We input [query] + [response 1], ..., [query] + [response k] into Lamma each time. We repeatedly calculate query representation since this needs to change existing codes minimally.

DehongXu commented 1 year ago

If I understand correctly, technically I can just use 2 inputs [query] + [response 1] and [query] + [response 2] to train the model since both the ranking and sft loss only need pairwise data. But for here you use k inputs is just based on convenience purpose. Am I right?

GanjinZero commented 1 year ago

You can use only 2 responses. But with using many responses, sft loss is different compared with using only 2 responses.

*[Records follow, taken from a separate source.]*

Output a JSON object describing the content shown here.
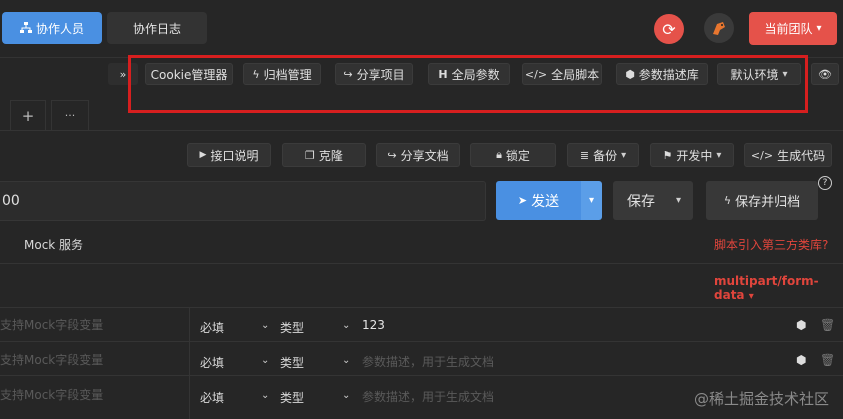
{
  "header": {
    "tab_members": "协作人员",
    "tab_log": "协作日志",
    "current_team": "当前团队"
  },
  "toolbar": {
    "cookie": "Cookie管理器",
    "archive_mgmt": "归档管理",
    "share_project": "分享项目",
    "global_params": "全局参数",
    "global_script": "全局脚本",
    "param_desc_lib": "参数描述库",
    "default_env": "默认环境"
  },
  "tabs_row": {
    "add": "+",
    "more": "···"
  },
  "api_actions": {
    "doc": "接口说明",
    "clone": "克隆",
    "share_doc": "分享文档",
    "lock": "锁定",
    "backup": "备份",
    "status": "开发中",
    "gen_code": "生成代码"
  },
  "request": {
    "url_value": "00",
    "send": "发送",
    "save": "保存",
    "save_archive": "保存并归档"
  },
  "mock": {
    "label": "Mock 服务",
    "script_link": "脚本引入第三方类库?"
  },
  "body": {
    "content_type": "multipart/form-data"
  },
  "params": [
    {
      "name_placeholder": "支持Mock字段变量",
      "required": "必填",
      "type": "类型",
      "desc": "123",
      "desc_is_placeholder": false
    },
    {
      "name_placeholder": "支持Mock字段变量",
      "required": "必填",
      "type": "类型",
      "desc": "参数描述，用于生成文档",
      "desc_is_placeholder": true
    },
    {
      "name_placeholder": "支持Mock字段变量",
      "required": "必填",
      "type": "类型",
      "desc": "参数描述，用于生成文档",
      "desc_is_placeholder": true
    }
  ],
  "watermark": "@稀土掘金技术社区",
  "colors": {
    "primary": "#4a90e2",
    "danger": "#e5524a",
    "link_red": "#e0453c"
  }
}
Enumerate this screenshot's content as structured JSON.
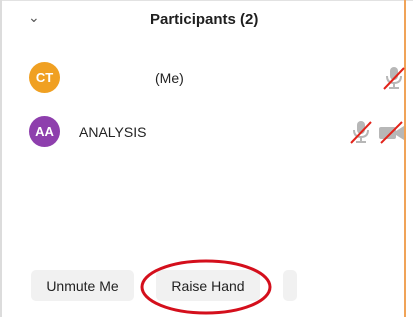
{
  "panel": {
    "title": "Participants (2)",
    "collapse_glyph": "⌄",
    "accent_color": "#f0a358"
  },
  "participants": [
    {
      "initials": "CT",
      "name": "(Me)",
      "avatar_color": "#f0a022",
      "mic_state": "muted",
      "video_icon": false
    },
    {
      "initials": "AA",
      "name": "ANALYSIS",
      "avatar_color": "#8e3fad",
      "mic_state": "muted",
      "video_icon": true,
      "video_state": "off"
    }
  ],
  "footer": {
    "unmute_label": "Unmute Me",
    "raise_hand_label": "Raise Hand"
  },
  "annotation": {
    "shape": "ellipse",
    "color": "#d40f1c",
    "target": "raise-hand-button"
  }
}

DehongXu commented 1 year ago

Got it! Now I'm using 8 A100 80G to finetune Alpaca-7B with the HH provided paired responses, but got CUDA OOM problem. The training went well in the first hundreds of steps, while I always got OOM error in the middle of training. I'm not sure where the problem is since I'm using the least amount of data and almost all parallel methods to save memory.

Here is my script: export MODEL_PATH='alpaca-7b' export SAVE_PATH='save_model/rrhf-alpaca-7b' export MASTER_ADDR="localhost" export MASTER_PORT="7000" export GLOO_SOCKET_IFNAME="lo" export NCCL_SOCKET_IFNAME="lo" export WANDB_DISABLED=true wandb offline

python3 -m torch.distributed.launch --master_addr ${MASTER_ADDR} --master_port ${MASTER_PORT} --nproc_per_node=8 --use_env train.py \ --model_name_or_path $MODEL_PATH \ --data_path data/alpaca_responses_hh.json \ --bf16 True \ --output_dir $SAVE_PATH \ --num_train_epochs 3 \ --per_device_train_batch_size 1 \ --per_device_eval_batch_size 1 \ --gradient_accumulation_steps 4 \ --evaluation_strategy "no" \ --save_strategy "steps" \ --save_steps 1000 \ --save_total_limit 40 \ --learning_rate 2e-5 \ --weight_decay 0. \ --warmup_ratio 0.03 \ --lr_scheduler_type "cosine" \ --logging_steps 1 \ --only_use_provide True \ --fsdp "full_shard auto_wrap" \ --fsdp_transformer_layer_cls_to_wrap 'LlamaDecoderLayer' \ --tf32 True --model_max_length 192 --rrhf_weight 1

GanjinZero commented 1 year ago

A possibility is your query is too long, model_max_length seems only truncate response but not query in my implementation.

shoyua commented 1 year ago

model_max_length also truncates the query, in _single_tokenize()

if max_len is None:
max_len = tokenizer.model_max_length

however I still encountered OOM when running a 7B model using 8*A100.